I plant three sets of tomatoes every year. The early planting consists of determinant tomatoes that take around 60 days to ripen – Taxi, Orange Blossom and Polbig varieties. This year the early tomatoes were transplanted to the field on May 14. These tomatoes were in the CSA share by July 14. They are fine tomatoes. But they are not my favorites.

My favorite tomatoes are some of the heirloom varieties that are stubbornly refusing to ripen. They went into the field on May 31. They take from 71 to 80 days before they are ready for harvest. Twelve more days.

The last set of tomatoes were transplanted on June 16. These are mostly paste tomatoes (Amish Paste, Hog Heart, San Marzano varieties), but also some of the heirlooms and hybrids that I’d like to eat until the first frost.

Why three plantings?
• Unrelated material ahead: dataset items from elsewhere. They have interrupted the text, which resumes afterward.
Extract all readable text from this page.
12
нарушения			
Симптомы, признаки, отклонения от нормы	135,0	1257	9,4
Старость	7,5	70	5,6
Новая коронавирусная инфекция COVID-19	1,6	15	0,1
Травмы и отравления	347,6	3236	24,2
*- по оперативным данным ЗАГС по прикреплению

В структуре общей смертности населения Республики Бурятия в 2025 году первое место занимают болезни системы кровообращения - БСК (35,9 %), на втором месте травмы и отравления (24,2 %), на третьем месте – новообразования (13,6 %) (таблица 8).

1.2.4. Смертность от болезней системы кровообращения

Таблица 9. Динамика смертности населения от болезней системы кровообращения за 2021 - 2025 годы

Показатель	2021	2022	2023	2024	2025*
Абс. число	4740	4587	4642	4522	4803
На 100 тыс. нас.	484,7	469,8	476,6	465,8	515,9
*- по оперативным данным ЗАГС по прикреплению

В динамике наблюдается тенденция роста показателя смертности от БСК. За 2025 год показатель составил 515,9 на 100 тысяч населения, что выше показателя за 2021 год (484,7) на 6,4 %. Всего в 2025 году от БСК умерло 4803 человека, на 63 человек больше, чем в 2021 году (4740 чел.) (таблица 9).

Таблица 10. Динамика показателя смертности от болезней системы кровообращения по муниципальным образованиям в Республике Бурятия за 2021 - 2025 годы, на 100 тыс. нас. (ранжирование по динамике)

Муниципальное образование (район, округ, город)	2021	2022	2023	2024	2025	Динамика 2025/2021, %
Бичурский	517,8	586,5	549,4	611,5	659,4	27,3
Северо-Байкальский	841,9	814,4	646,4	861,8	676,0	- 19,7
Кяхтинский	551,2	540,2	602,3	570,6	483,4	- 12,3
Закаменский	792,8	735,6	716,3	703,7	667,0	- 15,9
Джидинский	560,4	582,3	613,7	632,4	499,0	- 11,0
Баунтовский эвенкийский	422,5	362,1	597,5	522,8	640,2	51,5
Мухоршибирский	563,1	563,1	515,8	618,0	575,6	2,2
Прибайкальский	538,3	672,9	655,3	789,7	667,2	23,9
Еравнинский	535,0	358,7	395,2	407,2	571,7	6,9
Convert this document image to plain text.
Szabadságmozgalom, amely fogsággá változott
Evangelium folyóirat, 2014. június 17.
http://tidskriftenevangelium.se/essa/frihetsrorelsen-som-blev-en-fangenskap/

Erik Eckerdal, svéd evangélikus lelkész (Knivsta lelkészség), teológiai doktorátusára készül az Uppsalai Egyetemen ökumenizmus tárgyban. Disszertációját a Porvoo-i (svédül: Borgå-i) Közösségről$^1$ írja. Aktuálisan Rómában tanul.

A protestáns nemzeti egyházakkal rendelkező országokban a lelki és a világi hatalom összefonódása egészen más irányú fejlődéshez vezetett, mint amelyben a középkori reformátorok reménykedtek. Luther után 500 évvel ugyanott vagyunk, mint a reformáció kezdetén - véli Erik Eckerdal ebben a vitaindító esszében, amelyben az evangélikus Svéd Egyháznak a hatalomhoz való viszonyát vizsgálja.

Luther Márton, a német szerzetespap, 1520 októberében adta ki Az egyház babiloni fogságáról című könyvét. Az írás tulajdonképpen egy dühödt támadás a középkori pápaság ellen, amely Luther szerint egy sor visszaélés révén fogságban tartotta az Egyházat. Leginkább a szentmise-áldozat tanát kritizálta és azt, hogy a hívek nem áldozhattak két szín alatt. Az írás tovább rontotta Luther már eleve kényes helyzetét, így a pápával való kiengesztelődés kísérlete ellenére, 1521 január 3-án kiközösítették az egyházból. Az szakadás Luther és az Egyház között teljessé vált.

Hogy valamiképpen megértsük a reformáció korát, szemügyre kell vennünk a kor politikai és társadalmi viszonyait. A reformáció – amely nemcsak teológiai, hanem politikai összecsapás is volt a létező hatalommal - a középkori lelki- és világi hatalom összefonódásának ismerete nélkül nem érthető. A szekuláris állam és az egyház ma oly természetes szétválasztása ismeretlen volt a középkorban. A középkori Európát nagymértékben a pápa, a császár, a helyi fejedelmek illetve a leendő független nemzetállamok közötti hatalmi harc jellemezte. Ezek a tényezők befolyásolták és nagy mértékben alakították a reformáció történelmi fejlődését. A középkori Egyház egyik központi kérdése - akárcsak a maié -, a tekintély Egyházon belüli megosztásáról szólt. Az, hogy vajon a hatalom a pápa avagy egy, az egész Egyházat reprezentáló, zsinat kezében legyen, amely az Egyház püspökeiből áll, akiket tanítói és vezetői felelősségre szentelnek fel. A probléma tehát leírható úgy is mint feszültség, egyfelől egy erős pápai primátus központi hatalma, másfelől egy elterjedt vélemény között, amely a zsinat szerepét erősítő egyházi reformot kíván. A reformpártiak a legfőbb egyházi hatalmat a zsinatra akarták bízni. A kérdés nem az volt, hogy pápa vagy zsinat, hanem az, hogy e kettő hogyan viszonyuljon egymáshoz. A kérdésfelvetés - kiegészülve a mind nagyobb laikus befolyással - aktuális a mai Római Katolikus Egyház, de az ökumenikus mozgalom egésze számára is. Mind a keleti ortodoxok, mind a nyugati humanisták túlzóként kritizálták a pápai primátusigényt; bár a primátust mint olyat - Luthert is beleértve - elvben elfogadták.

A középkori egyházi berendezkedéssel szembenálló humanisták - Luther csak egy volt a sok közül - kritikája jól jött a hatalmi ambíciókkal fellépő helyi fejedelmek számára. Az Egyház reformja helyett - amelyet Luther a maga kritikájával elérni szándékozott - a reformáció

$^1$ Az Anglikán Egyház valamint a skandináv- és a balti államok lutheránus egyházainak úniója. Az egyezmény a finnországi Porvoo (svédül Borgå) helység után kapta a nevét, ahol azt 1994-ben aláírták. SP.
Tomatoes are vulnerable to diseases. At this farm, they tend to get septoria leaf spot. Even when we take precautions (straw mulch, staying away from the tomatoes when they are wet, etc.) they get diseased at some point in the season. This year has been especially wet, speeding the fungal disease, and the first planting is well on its way to being defoliated. I plant a succession of tomato crops so that when the first planting dies, I’ve still got a batch of nice, healthy tomatoes ready to pick.